# Water change



## Gregory Day (24 Feb 2019)

With my tank being so big (wasn’t intended for a planted aquarium) worried about the water changing on such a large scale. Any ideas 


Sent from my iPhone using Tapatalk


----------



## Zeus. (24 Feb 2019)

Probably well worth reading @Filip Krupa  Journal *2000L High tech BEAST**, *he was using a constant drip method with an overflow so the water was constantly being changed, not sure if he is still using it , but he journal is well worth a read esp considering your tank is bigger than his Beast


----------



## Filip Krupa (24 Feb 2019)

Gregory Day said:


> With my tank being so big



Oh joy!!!

My sump overflows into the house waste.
Pretty much all I do to change water is kill the pumps. This reverses the water flow down into the sump, and out the house waste.
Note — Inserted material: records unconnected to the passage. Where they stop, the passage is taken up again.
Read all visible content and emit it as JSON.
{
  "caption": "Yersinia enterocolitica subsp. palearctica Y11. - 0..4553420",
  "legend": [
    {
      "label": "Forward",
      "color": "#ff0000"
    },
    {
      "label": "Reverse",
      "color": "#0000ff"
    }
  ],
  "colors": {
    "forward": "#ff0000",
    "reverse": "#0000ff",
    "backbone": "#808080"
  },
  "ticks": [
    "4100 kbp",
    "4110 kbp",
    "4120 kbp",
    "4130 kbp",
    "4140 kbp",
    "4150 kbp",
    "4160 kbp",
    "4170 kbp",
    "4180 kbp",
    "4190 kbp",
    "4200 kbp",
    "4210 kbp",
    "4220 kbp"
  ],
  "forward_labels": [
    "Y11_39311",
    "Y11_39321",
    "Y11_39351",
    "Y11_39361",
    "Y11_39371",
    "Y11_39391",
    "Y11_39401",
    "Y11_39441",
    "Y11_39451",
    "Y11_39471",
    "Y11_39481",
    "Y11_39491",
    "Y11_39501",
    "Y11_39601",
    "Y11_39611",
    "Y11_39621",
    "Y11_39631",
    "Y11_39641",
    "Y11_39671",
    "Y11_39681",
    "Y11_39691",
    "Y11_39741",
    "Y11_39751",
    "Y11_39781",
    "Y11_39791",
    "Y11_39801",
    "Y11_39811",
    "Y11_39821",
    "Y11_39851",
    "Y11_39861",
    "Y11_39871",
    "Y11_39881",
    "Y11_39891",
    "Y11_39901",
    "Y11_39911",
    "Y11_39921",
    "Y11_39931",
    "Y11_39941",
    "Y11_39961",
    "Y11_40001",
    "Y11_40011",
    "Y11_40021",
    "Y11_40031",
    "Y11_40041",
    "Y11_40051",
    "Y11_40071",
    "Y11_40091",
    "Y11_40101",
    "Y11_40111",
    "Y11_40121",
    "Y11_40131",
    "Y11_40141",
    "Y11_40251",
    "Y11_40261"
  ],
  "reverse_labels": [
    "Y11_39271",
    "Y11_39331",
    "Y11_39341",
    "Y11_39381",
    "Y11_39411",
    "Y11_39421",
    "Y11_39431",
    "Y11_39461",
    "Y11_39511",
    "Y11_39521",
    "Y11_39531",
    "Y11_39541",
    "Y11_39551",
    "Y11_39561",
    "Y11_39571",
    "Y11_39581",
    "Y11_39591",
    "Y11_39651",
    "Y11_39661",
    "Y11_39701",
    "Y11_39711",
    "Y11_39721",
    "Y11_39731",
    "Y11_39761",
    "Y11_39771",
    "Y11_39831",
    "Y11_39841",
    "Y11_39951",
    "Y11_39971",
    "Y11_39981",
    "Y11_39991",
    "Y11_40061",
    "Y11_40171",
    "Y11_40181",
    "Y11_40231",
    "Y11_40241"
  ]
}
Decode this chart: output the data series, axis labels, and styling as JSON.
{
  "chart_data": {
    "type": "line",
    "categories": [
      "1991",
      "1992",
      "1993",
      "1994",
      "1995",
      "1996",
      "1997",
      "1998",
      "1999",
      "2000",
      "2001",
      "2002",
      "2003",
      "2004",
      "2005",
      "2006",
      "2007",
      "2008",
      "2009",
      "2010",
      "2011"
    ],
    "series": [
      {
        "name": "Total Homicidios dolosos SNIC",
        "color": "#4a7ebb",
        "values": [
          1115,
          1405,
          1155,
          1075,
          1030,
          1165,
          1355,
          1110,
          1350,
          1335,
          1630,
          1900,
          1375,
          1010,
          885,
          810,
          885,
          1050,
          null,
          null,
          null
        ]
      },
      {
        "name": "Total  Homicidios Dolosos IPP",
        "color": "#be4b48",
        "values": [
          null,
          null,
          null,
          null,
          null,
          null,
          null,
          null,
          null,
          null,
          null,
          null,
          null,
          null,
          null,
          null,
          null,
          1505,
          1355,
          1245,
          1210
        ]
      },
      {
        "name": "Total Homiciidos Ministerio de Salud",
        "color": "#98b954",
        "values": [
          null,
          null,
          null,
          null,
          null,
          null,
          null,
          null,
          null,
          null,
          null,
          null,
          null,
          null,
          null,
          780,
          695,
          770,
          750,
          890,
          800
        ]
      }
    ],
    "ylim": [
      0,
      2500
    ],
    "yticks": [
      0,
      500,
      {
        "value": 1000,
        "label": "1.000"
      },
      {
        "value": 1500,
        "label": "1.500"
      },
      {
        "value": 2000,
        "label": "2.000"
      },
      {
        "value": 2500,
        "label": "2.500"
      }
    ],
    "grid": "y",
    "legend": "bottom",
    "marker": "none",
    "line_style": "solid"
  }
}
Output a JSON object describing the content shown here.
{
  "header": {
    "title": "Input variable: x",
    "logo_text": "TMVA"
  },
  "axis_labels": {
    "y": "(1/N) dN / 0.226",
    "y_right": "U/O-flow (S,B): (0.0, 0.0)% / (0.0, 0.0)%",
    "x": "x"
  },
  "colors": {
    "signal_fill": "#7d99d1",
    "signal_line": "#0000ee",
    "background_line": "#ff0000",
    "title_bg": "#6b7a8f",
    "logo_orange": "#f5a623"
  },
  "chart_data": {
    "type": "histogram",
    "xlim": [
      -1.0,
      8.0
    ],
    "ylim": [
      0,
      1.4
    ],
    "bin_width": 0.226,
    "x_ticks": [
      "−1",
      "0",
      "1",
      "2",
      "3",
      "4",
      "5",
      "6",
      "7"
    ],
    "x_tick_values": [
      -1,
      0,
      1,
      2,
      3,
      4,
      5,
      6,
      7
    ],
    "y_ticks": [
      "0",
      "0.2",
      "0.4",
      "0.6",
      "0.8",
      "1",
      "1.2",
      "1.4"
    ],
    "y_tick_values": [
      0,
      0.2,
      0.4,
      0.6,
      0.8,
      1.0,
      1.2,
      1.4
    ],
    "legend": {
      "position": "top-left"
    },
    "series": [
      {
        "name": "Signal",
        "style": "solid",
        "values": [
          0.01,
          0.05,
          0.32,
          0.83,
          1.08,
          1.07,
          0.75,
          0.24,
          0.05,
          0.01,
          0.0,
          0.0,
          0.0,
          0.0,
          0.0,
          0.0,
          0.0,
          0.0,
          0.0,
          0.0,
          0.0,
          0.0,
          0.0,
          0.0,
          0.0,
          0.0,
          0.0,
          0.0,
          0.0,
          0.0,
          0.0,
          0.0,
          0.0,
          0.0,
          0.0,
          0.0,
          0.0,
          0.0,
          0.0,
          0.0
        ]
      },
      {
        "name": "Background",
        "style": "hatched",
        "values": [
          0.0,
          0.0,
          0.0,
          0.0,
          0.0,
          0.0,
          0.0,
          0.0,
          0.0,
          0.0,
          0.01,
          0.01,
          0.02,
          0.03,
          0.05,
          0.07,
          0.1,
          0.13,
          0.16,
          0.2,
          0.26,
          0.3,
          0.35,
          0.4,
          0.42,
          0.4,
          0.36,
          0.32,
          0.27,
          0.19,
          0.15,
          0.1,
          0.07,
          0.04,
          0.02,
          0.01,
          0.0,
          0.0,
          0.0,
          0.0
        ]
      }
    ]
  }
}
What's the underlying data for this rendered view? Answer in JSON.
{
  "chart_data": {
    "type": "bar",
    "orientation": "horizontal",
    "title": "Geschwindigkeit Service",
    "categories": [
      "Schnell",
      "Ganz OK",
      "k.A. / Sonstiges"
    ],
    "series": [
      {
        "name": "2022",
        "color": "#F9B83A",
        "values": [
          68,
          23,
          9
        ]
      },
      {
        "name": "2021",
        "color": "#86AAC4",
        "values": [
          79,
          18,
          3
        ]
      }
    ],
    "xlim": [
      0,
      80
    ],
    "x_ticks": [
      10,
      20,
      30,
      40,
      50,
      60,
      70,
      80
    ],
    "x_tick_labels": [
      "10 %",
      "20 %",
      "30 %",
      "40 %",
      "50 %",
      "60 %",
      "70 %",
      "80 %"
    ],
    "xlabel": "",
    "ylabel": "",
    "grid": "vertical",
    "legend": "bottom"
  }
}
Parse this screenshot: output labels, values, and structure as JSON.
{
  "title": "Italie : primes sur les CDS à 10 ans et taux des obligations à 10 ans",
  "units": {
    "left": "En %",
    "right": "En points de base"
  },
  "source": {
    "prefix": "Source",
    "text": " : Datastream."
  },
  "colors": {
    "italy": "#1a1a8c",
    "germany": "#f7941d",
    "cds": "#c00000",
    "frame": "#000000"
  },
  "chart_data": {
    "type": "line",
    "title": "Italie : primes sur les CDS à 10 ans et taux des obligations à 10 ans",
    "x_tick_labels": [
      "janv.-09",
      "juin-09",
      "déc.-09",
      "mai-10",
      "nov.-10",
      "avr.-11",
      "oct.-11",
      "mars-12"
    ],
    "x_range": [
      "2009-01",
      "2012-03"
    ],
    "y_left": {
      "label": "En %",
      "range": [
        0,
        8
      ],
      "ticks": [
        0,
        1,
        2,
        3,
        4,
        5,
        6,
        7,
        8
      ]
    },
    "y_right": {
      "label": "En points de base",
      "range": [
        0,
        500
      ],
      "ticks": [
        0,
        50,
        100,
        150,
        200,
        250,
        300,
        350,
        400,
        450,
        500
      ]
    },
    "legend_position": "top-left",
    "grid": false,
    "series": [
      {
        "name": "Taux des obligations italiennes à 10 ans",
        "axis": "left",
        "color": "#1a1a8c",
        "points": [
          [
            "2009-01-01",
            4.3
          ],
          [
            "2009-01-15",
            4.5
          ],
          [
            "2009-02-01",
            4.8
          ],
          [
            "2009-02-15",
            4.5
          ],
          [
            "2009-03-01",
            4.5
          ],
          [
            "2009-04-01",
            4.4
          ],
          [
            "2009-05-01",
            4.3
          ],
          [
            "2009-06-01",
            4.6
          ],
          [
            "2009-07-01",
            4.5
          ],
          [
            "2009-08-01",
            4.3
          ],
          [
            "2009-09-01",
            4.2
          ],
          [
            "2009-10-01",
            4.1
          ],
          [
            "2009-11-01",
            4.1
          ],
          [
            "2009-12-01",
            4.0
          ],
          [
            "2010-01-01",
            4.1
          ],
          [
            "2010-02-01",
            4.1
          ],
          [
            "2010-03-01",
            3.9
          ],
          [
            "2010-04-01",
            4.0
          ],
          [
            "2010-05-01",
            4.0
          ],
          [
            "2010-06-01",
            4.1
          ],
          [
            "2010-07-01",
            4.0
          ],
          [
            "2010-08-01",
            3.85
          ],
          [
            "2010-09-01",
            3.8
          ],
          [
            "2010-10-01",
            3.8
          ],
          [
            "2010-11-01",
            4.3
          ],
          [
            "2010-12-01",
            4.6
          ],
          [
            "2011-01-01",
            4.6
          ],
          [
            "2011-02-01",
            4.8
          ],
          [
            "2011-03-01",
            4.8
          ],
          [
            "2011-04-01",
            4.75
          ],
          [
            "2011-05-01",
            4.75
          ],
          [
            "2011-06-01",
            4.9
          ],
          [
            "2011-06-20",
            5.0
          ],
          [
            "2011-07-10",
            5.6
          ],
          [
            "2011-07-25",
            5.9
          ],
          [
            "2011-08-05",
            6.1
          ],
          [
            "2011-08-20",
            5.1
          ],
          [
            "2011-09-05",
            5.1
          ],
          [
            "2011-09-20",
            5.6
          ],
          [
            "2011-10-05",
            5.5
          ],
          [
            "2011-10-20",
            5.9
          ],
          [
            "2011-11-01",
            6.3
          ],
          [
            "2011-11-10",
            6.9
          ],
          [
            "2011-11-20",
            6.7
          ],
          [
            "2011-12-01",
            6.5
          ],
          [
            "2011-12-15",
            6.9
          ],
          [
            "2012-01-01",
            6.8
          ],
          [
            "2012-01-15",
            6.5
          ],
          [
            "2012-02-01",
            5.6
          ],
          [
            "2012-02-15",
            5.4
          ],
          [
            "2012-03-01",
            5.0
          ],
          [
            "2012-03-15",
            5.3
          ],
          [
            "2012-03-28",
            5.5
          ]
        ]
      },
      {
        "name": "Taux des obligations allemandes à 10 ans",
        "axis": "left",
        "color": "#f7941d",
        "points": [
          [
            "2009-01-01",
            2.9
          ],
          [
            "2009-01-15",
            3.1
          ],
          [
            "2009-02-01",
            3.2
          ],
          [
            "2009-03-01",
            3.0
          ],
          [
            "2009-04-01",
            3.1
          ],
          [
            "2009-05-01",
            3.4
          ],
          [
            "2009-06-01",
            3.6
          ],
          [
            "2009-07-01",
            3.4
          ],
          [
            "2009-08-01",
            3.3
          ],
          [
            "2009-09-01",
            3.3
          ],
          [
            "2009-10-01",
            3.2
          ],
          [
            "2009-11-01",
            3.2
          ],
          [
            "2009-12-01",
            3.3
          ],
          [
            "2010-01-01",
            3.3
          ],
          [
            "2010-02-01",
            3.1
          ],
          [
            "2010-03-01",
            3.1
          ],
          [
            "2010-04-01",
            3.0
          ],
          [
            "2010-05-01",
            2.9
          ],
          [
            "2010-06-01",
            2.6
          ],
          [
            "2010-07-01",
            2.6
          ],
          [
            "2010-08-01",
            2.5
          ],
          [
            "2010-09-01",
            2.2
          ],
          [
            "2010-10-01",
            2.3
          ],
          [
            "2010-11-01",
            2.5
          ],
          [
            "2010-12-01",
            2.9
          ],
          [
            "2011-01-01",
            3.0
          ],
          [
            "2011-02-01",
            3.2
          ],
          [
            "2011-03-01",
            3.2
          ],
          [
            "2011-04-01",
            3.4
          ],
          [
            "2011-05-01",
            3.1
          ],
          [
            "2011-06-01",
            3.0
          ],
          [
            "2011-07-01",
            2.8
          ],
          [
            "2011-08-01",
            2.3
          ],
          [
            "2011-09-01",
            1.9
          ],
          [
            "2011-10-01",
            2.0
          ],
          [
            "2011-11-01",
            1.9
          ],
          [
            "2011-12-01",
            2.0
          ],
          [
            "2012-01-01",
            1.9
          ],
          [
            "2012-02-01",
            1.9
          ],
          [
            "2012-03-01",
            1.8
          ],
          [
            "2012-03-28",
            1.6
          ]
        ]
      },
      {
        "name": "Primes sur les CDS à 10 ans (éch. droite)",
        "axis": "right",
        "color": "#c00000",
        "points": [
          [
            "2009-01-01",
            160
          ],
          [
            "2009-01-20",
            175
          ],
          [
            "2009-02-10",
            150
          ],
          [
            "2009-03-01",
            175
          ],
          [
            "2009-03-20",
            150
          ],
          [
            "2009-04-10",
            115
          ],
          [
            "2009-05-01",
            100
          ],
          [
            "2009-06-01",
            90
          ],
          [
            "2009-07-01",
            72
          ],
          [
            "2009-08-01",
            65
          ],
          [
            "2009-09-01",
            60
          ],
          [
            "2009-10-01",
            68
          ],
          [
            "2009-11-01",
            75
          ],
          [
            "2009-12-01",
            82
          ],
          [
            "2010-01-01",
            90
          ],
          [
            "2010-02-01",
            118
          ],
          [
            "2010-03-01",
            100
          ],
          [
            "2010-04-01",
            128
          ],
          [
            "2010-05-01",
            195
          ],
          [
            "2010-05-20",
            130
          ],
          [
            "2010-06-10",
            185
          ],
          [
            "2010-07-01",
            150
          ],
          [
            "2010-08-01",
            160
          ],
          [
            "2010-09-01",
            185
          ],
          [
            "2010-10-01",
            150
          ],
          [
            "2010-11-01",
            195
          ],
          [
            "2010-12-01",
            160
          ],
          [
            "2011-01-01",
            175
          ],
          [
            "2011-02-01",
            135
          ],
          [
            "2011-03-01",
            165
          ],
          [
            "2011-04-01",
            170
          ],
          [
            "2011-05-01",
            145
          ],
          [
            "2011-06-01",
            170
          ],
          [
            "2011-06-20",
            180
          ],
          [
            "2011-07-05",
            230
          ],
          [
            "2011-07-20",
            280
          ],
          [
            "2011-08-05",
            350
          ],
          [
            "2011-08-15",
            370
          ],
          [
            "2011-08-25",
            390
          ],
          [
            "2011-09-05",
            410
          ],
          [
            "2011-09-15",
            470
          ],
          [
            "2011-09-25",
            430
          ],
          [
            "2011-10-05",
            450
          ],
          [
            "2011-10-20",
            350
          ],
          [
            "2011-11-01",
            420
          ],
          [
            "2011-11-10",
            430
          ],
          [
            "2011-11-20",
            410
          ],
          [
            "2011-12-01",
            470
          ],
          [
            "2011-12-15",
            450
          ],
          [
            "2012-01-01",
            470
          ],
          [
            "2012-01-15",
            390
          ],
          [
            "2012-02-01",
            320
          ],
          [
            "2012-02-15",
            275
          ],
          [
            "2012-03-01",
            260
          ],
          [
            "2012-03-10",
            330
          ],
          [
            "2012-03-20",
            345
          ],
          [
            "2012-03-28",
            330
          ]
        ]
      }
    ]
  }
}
To fill back up, I connect a hose to my donwnstairs toilet tap, and chuck warm water straight into the tank.

Hope this helps.
Any other questions, just shout!!! Youre tank will look awesome!!!

Fil


----------



## Filip Krupa (24 Feb 2019)

I should add. I do have a slow drip going into the tank, but still do 50% water changes weekly.

I feel that with a drip, Im always left guessing as to how much of actual water is being changed. I could get better valves, and water flow meters, but dont need all that complexity.

So the drip has been pretty much delegated to the role of keeping the sump topped up, even though its throwing aprox 400L of water in daily.

Fil


----------